In my last post, I wrote about our collective responsibility to choose expert witnesses who not only help us win cases, but are also trustworthy, honest, and responsible. We talked about the importance of integrity, and the sometimes life-changing implications of witnesses who use their wisdom and/or influence for good or evil.
This week, let’s talk about hot-tubbing.
I admit, this phrase (in the context of the courtroom) was new to me. I came across it in a National Law Review article last week, although apparently it’s been around for a while. “Hot-tubbing” is the colloquial term, coined and common in Australia, for the presentation of concurrent expert evidence. “In that procedure,” states a 2008 New York Times article, “experts are still chosen by the parties, but they testify together at trial – discussing the case, asking each other questions, responding to inquiries from the judge and the lawyers, finding common ground, and sharpening the open issues.” The practice has been common in Australia for more than 20 years.
I will also admit that while this approach is certainly unorthodox here in the States, it sounds pretty interesting. How many times have we seen, either personally or at a distance, expert witnesses that effectively cancelled each other out? One says one thing, the other says something in direct opposition, and the judge and/or jury are left scratching their heads, trying to figure out which witness to trust.
From our perspective, at ECS and as attorneys, this is why it’s so critical to choose witnesses who are impeccably credentialed, well-spoken, well-mannered, and frankly seem more trustworthy in every way than the other guy.
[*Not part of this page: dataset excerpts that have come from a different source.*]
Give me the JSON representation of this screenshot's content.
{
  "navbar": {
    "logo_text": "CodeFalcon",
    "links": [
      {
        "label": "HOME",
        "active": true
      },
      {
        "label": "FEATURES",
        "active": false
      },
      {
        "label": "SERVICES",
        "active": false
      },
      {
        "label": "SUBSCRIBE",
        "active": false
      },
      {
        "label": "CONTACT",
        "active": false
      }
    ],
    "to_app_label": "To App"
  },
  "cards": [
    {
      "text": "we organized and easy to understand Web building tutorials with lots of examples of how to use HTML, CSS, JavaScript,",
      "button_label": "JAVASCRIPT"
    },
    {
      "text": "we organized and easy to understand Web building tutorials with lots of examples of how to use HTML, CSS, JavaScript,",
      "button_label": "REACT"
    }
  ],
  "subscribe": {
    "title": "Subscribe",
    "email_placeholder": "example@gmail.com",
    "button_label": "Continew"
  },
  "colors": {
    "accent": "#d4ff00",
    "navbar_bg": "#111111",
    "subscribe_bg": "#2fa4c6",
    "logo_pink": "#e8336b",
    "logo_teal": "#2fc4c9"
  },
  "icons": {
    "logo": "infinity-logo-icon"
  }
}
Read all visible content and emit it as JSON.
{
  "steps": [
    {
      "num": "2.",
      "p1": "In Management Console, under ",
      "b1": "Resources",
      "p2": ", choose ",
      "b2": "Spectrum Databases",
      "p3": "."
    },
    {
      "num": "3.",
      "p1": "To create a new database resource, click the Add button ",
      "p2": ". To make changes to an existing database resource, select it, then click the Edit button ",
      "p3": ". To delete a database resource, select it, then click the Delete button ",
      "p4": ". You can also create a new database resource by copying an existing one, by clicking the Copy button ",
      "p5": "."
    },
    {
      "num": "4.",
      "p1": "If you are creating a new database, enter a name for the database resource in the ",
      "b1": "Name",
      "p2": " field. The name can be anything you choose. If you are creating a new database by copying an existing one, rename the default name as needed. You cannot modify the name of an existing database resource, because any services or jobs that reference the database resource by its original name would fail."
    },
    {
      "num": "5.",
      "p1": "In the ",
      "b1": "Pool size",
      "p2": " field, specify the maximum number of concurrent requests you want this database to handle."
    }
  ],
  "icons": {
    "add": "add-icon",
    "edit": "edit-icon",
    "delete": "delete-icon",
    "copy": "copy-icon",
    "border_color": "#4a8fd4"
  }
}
But opposing council is doing the exact same thing. Sometimes, no matter how good our witness, his or her testimony does not carry as much weight when delivered in isolation and in competition with someone equally qualified.
The National Law Review article quotes an American judge who recently hot-tubbed at trial, U.S. District Judge Jack Zouhary, and found the experience very much to his liking. “It was great to have the experts in the courtroom at the same time, nearly face-to-face, with questions they could not duck, and to hear the opposing expert comment on what he or she had just heard,” the judge shared, calling the process “great fun.”
Moving forward, Zouhary may not be the only U.S. judge to jump in the tub. Judges enjoy the freedom to use alternative approaches like hot-tubbing under Federal Rule 611, which states that “court should exercise reasonable control over the mode and order of examining witnesses and presenting evidence so as to (1) make those procedures effective for determining the truth; (2) avoid wasting time; and (3) protest witnesses from harassment and undue embarrassment.”
As the NLR article notes, hot-tubbing primarily solves the 2nd use case, with the potential to save significant time (and therefore money) over the course of a trial. In fact, an Australian justice quoted in a 2013 Jones Day article stated that “evidence that may have required a number of days of testimony in direct and cross-examination can now be taken in half or as little as 20 percent of the time that would have been necessary.” An 80% reduction in trial time – that kind of statistic is hard to ignore.
Not everyone, of course, agrees that the U.S. should adopt this practice. The same Jones Day article is much more cautious and less enthusiastic about hot-tubbing in the American courts compared to our Australian counterparts (why does this not surprise me?) The authors question whether style counts more than content in a hot tub, and what that means for the expert witness selection process, as well as the implications on trial counsels’ control of the proceedings.
They go so far, in fact, as to call the practice a “serious mistake” and “hardly compatible with traditions in the United States” given that we “tolerate, if not encourage, the adversarial use of experts whose allegiance is to the party that retains them and whose opinions may only be cloaked in the rhetoric of objectivity.”
Wait a minute here – no matter what you think of hot-tubbing, don’t we ethically want more from our experts than being merely “cloaked in the rhetoric of objectivity”? I’ll resist the urge to jump on my soapbox this time, but I’m calling foul.
At any rate, I predict that we’ll see more examples of hot-tubbing in American courts in the coming years. While it may not make sense for simple personal injury cases, for instance, I can see the practice adding real value to more complex cases, especially those decided by a judge vs. a jury. It will be interesting to see where, how, and in what context the practice works its way into our processes, and what that means for both expert witnesses, and the attorneys who retain them. I’m looking forward to, ahem, soaking it all in.